Fifty miles from home I take communion to L., who is ill and lives here in sheltered accommodation. She is aged 84 and knew Fr Ambrose (Pogodin) in London. He was a wonderful priest, who translated works of the Fathers from Latin. A very gifted man, he went to America, but nothing worked out for him, as he was a man of integrity who found any sort of compromise very difficult. How much talent has been lost to the Church as a result of the politicking and narcissism of some bishops. There is only one person in the diocese for them – themselves. May God rest his gentle soul.

In this town where I am near Cambridge, we need a church. I tried to buy one here three years ago, but could not raise the money. I discover that it is still available. I can see no other suitable premises. We are so desperately short of money to buy suitable premises and provide priests. Now there are at last three of us priests here in the east of England, but I still need another nine.

On the way back, I stop to see the M. family, who are parishioners. We talk. There is much to say.

In the evening there are many phone calls.

Wednesday 5th

Today I leave at 7.00 am to get to O.. It is fifty miles away and I need to see eleven people in all. One of these young men is there because he killed a man in a car accident. The story is sad. He had an argument with his girl-friend, drove away very angry and killed a young pedestrian through dangerous driving and negligence. He admits his guilt and says he deserved a longer sentence. I know that he is haunted by the life that he cut short. And he will be haunted by it for the rest of his life. Can he pray himself out of his fault? What a burden on his conscience.

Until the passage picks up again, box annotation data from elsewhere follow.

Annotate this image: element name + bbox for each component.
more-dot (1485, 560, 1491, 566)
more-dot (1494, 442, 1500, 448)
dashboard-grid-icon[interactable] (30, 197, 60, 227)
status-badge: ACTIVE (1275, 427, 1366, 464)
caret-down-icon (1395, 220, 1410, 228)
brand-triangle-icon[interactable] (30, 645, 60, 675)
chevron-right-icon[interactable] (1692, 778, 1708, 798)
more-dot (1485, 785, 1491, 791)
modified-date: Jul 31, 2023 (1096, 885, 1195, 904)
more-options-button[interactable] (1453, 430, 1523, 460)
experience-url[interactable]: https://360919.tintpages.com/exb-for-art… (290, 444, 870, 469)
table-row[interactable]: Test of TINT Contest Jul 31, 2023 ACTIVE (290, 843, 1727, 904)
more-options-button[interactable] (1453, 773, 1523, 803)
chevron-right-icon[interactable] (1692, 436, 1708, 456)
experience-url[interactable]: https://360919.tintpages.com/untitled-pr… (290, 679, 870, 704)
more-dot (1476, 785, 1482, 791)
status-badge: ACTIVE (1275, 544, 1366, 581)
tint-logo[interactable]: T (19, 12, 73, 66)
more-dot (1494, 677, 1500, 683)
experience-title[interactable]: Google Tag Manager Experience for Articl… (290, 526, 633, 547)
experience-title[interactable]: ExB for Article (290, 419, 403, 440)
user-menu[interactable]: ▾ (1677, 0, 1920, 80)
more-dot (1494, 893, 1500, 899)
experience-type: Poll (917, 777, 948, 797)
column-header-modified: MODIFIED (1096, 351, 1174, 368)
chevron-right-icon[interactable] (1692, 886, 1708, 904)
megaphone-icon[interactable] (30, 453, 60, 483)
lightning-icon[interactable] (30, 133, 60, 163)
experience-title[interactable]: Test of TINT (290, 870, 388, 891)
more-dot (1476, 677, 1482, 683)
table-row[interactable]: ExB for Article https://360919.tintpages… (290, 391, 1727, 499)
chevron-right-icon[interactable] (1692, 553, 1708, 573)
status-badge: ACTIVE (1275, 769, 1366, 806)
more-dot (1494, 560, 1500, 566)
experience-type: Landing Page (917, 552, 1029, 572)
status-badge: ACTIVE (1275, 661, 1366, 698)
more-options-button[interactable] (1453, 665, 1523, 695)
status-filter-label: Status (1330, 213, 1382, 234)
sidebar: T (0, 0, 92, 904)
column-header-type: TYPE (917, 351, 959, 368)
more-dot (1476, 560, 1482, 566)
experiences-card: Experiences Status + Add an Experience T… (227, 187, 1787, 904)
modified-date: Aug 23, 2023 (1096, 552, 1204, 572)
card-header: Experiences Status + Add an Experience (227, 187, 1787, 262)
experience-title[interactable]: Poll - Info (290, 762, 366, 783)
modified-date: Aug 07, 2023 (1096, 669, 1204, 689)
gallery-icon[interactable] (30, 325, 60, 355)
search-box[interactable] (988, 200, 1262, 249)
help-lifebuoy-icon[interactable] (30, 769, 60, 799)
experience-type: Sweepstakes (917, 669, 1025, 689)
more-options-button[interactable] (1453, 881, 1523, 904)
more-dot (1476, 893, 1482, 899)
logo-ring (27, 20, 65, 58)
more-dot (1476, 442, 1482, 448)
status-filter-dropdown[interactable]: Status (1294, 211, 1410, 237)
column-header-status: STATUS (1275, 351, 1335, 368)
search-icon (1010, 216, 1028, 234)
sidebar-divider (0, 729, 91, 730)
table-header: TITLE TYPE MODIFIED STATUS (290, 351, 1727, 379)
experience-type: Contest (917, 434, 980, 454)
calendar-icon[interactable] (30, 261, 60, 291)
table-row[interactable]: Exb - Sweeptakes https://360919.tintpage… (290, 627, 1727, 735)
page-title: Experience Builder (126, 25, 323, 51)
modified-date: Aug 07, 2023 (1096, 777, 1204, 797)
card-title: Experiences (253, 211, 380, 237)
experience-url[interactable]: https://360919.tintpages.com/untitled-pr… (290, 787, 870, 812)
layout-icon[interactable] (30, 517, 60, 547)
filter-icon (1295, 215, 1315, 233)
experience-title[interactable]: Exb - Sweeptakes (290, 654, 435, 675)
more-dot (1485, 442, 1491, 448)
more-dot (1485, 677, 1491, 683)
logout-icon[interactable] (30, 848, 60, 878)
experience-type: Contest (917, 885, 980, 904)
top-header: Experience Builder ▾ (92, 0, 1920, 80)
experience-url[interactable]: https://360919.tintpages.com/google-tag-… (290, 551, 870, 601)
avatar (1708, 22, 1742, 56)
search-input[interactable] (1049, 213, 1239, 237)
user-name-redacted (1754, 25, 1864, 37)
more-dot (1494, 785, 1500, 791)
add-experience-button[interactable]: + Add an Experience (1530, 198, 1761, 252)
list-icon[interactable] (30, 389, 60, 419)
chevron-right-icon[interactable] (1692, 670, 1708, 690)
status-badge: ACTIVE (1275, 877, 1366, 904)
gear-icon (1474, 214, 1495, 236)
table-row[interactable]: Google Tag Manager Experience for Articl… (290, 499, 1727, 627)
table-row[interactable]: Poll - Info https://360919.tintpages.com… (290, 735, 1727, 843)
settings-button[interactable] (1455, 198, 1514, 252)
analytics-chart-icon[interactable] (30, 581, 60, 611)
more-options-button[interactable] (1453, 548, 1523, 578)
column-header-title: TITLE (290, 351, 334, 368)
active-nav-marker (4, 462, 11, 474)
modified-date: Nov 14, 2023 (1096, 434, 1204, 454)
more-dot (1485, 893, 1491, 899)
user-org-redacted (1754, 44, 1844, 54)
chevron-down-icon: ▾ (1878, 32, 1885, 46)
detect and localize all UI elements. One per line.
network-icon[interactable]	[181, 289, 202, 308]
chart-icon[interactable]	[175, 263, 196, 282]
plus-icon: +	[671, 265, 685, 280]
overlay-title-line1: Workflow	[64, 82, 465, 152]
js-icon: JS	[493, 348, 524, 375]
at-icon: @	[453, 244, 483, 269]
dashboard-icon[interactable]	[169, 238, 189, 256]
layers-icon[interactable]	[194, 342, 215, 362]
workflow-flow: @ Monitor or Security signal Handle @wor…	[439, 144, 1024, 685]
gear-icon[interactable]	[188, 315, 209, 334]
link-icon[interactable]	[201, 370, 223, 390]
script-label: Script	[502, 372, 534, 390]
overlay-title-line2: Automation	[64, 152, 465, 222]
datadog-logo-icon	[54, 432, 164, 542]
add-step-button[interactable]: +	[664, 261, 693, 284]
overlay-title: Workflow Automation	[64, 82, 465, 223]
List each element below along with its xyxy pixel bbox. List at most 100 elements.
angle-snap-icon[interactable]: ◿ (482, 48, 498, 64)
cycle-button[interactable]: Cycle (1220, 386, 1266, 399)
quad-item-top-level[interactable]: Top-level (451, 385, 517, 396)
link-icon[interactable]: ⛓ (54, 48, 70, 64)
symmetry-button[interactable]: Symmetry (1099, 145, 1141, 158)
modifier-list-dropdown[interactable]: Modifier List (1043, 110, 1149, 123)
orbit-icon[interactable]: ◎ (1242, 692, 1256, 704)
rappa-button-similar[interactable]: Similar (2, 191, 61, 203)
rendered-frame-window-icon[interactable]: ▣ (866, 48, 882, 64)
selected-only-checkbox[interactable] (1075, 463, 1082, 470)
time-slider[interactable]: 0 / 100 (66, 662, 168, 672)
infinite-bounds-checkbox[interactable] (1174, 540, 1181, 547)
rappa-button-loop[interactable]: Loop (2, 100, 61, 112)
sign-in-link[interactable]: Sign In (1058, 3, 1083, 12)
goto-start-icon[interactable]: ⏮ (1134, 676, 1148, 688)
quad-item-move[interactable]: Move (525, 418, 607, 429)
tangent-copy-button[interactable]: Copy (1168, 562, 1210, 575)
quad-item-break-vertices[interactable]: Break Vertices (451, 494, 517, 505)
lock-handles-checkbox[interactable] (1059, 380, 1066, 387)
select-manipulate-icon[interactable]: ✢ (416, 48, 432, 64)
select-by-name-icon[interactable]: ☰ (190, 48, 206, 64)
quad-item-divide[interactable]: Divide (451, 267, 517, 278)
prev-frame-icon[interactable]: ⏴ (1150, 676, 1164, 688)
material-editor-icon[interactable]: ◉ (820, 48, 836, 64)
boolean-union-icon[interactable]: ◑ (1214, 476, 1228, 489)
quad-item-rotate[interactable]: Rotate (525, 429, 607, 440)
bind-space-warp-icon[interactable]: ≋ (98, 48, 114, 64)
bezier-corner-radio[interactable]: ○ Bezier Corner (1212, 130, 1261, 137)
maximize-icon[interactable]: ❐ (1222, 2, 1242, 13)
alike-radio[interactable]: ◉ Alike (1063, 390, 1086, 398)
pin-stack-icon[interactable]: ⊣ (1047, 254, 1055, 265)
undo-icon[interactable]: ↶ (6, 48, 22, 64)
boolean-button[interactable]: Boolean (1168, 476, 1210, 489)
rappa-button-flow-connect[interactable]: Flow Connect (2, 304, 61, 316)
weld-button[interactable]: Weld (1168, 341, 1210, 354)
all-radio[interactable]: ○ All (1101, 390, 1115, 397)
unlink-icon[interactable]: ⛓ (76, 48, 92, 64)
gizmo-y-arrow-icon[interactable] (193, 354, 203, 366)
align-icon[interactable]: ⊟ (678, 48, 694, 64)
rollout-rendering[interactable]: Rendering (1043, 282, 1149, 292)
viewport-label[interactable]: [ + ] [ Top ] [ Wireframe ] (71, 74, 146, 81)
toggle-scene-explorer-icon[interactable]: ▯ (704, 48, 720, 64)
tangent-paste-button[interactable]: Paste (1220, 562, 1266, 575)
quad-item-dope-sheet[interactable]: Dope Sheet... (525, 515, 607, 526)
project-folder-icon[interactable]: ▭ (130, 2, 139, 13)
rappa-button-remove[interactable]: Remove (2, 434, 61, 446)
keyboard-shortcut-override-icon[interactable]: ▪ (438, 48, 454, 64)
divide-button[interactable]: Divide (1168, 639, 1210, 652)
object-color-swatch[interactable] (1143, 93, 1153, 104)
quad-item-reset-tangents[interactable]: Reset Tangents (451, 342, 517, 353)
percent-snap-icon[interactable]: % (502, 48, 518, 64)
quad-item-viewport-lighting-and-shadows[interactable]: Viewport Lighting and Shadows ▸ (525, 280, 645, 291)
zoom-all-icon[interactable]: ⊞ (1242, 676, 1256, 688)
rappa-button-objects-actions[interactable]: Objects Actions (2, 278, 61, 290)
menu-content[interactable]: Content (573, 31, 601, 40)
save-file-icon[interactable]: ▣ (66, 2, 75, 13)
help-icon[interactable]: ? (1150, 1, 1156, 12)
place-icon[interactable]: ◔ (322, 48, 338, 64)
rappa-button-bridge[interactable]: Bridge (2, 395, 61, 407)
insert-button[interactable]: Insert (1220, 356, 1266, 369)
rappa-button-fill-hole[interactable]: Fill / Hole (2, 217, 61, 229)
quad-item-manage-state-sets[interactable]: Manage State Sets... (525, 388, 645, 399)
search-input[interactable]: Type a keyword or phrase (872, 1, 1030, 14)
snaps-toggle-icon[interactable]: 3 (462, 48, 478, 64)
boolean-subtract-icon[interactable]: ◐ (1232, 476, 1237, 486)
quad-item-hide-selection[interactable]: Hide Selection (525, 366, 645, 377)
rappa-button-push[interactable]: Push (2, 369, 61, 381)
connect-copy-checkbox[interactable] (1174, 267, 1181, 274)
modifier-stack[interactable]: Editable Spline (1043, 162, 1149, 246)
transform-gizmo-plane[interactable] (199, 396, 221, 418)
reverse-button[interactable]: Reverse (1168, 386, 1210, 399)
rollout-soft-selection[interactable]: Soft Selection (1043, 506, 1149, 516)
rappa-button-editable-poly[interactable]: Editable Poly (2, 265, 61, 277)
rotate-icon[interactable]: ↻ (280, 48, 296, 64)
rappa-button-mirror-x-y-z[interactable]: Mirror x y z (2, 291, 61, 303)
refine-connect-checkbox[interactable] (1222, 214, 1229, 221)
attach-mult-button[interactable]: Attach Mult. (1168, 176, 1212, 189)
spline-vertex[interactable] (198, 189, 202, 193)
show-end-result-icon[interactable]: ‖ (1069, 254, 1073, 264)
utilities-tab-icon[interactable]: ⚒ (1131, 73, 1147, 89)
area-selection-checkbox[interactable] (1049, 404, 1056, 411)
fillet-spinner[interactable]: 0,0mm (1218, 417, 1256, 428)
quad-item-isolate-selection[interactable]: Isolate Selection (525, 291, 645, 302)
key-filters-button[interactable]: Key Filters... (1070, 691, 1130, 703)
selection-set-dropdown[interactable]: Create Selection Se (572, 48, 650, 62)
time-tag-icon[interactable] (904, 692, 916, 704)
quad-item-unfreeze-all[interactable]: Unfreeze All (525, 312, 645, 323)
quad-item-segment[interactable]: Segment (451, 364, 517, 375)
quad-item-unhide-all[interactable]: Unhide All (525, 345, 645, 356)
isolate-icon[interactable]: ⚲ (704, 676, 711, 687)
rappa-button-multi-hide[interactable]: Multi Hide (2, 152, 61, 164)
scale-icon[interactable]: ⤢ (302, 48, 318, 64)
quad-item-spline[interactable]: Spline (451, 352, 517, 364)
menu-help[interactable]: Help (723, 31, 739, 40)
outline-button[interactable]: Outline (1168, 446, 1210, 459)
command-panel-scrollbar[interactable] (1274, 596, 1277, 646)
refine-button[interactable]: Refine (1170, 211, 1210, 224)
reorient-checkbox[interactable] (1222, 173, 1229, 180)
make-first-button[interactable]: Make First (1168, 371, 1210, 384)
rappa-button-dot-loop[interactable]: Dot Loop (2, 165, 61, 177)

Afterwards I stop over to talk to F., who has phoned me, saying that she has marital difficulties. Then I call in on T.. She is Russian, aged 28, and has had health problems. I confess her. She lives with a Catholic man, also from Eastern Europe. I meet him. He is a very kind man, who is deeply in love with her, just the right man for her. He is ready to join the Church for her. I encourage them to think about getting married and starting a family.

Thursday 6th

Today I head for Lincolnshire, 100 miles away. Thirty-five years ago I used to live near here. I have two baptisms in the kitchen of a family here. They have two children. They had not had them baptised yet as there was no priest. I bless her house with the baptismal water. Then I meet a woman in a small town. She is from a town on the Volga. Now she works as a cashier in a supermarket in a small town in England. She is Orthodox, but used to go to the local Church of England church, as there is no Orthodox church here, but ‘when they played drums at Easter’, she left and has not returned. She says she wants the real Church. Her 16-year old daughter has conquered cancer, and the mother wants to get married. We fix a date. I bless her house. Nearby is a town with a Methodist church for sale for £250,000. It would be ideal for us. There are a lot of Orthodox here, I could spend a week here.

Friday 7th

I open my e-mails. From my old parish in Portugal, I hear that V. has died. A former KGB operative in Prague, he repented and in 1993 I baptised him and then married him to his Czech wife. He came to church last Sunday in Lisbon and everyone noticed that he looked very pale and very tired, not well at all. He went to sit on a shady bench outside the church. Suddenly he had a heart attack and within seconds he had died. He was aged 68. I will serve a panikhida for him in Colchester today. I already have a moleben to serve today for two people, ordered last Sunday.

In the news I read that a group of Russians have been found in Siberia. Orthodox refugees, they had been living in isolation for decades and had not yet heard that the atheist Soviet Union had fallen. What must their lives have been like?

I go to church. I serve the moleben and panikhida. I help clean the church, with the help of parishioners: they do most of the work. I get ready for a liturgy in Kent tomorrow.

Many phone-calls again.

It has been a full week, with many thoughts about death, which is very unusual, as I have very few funerals. But every week is different, as any priest will tell you.

Why aren’t you a priest? It is the only satisfying job left.